Rotational spectral variations of asteroid (8) Flora: Implications for the nature of the S-type asteroids and for the parent bodies of the ordinary chondrites

Abstract

The new interpretive calibrations (olivine-pyroxene abundance, spectral signature of chondritic metal grains) have been applied to visible and near-infrared spectral reflectance data for the typical S-type asteroid, (8) Flora. Chondritic metal grains do not exhibit the steeply reddened spectral signature previously associated with a nickel-iron (NiFe) metal phase. The conditions required to produce a S-type spectral curve from a chondritic material are much more restrictive and improbable than previously supposed. Five mineralogic and patrologic parameters have been derived for the surface material of Flora from the analysis of the spectral reflectance and rotational spectral variations of this object.
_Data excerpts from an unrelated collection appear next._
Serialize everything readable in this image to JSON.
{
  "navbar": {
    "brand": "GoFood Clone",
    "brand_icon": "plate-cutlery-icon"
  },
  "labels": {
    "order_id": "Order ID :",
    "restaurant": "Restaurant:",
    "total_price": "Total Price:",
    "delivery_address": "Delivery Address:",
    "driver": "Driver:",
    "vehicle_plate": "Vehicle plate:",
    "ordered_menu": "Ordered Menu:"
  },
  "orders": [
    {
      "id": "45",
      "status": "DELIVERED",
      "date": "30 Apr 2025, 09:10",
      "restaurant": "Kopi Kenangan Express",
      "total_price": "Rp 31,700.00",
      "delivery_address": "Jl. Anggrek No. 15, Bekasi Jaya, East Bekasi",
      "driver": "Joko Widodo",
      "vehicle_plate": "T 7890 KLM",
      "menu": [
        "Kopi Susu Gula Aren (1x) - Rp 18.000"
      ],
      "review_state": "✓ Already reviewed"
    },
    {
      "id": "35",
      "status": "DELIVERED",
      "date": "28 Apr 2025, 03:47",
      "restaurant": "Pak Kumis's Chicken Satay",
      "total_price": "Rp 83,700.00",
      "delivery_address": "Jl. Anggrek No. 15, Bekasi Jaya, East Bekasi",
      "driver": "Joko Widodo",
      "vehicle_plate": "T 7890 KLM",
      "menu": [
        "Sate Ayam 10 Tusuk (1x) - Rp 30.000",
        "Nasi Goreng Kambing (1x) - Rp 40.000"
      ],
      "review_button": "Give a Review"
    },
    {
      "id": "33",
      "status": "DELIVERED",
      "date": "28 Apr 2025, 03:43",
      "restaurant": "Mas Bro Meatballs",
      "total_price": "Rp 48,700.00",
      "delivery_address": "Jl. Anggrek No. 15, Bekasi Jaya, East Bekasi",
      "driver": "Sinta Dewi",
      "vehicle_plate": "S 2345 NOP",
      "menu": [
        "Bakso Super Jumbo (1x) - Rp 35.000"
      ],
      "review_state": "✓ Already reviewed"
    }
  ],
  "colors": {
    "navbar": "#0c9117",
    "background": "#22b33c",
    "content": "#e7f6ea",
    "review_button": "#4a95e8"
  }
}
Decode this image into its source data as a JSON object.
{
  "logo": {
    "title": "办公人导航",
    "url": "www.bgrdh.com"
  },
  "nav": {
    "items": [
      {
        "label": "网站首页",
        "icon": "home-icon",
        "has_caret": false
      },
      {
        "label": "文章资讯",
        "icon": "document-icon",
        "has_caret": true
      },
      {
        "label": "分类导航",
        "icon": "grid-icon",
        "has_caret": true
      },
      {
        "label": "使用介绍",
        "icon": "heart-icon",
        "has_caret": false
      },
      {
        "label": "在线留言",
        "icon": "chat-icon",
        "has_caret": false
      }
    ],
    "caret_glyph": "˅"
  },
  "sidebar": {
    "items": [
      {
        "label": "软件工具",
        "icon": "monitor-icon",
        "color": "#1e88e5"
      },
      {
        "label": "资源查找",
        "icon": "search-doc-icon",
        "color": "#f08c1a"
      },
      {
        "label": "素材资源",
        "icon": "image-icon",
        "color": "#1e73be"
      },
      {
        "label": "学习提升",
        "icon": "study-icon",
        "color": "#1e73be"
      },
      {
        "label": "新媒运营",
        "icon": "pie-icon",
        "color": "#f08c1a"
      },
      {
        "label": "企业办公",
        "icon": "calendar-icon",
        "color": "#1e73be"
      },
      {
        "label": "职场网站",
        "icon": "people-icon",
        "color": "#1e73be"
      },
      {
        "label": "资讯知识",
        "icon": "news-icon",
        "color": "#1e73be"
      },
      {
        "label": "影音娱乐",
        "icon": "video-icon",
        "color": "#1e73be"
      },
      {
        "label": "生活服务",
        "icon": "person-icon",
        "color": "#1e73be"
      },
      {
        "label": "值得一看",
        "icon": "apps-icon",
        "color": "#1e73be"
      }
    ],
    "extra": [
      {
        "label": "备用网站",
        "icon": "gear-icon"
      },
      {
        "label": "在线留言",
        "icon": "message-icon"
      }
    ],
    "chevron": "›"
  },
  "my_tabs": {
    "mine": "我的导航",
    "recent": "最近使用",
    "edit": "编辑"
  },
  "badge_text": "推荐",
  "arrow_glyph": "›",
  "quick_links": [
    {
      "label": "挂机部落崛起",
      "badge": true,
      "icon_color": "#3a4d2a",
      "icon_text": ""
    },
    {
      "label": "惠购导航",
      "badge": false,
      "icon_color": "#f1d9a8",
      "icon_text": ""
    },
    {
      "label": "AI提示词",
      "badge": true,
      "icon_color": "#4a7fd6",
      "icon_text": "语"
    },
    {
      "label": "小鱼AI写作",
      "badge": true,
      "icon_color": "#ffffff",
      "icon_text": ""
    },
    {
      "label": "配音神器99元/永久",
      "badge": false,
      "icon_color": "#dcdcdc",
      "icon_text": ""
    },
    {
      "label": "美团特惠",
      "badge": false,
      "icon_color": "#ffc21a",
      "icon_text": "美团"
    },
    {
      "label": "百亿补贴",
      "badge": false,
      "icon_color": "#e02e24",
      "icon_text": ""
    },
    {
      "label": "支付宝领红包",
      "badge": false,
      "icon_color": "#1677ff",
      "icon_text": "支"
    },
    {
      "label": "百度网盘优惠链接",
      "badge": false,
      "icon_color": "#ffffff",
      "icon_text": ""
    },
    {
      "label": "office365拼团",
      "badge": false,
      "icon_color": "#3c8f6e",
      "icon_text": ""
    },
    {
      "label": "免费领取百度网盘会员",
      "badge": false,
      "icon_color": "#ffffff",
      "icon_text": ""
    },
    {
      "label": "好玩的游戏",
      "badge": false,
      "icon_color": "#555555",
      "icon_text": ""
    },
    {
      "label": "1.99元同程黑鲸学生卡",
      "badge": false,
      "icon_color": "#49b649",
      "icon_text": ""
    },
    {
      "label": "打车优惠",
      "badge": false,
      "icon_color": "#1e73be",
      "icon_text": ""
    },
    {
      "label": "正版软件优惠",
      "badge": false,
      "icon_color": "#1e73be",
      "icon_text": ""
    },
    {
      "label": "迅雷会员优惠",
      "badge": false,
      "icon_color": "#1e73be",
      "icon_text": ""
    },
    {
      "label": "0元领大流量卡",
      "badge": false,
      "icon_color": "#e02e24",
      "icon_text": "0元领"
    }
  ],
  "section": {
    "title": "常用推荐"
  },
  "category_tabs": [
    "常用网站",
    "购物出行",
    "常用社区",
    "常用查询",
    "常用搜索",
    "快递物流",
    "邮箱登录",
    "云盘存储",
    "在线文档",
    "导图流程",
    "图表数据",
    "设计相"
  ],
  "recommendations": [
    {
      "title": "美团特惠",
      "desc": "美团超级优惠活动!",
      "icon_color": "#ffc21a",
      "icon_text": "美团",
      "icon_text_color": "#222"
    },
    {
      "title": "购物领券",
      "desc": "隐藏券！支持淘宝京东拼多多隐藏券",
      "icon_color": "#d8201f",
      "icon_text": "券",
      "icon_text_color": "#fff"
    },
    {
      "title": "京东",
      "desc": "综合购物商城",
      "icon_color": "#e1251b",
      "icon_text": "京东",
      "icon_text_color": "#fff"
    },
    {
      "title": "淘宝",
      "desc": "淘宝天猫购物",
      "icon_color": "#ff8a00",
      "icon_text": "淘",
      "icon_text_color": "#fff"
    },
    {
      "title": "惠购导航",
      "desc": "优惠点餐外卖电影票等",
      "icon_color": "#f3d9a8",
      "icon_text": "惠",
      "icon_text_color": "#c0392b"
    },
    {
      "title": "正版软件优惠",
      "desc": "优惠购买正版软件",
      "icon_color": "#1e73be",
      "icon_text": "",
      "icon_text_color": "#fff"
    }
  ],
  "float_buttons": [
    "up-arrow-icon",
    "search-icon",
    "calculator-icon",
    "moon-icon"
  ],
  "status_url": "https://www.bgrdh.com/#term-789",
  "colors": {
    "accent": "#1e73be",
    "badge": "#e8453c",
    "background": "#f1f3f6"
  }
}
These include bulk mineralogy (NiFe metal, olivine, pyroxene), mafic mineral abundance (ol/py ≈ 2.8), metal nature [abundant (≈50%) and coarse-grained in the substrate], pyroxene composition (orthopyroxene > Fs₅₀ and/or abundant clinopyroxene), and spatial mineralogic variations (olivine/pyroxene ratio and pyroxene composition do not covary in a chondritic manner). All of the diagnostic mineralogic properties of the Flora surface material indicate that this is a differentiated body. None of the derived surface properties unambiguously support a chondritic-type material and several contradict any type of undifferentiated assemblage. Flora is most probably the residual core of an intensely heated, thermally evolved, and magmatically differentiated planetesimal which was subsequently disrupted. The present surface samples layers formed at and near the core-mantle boundary in the parent body. Several lines of evidence suggest that the S-type asteroids as a class are predominantly the core fragments of disrupted, differentiated planetesimals. A main belt source of the ordinary chondrites remains elusive.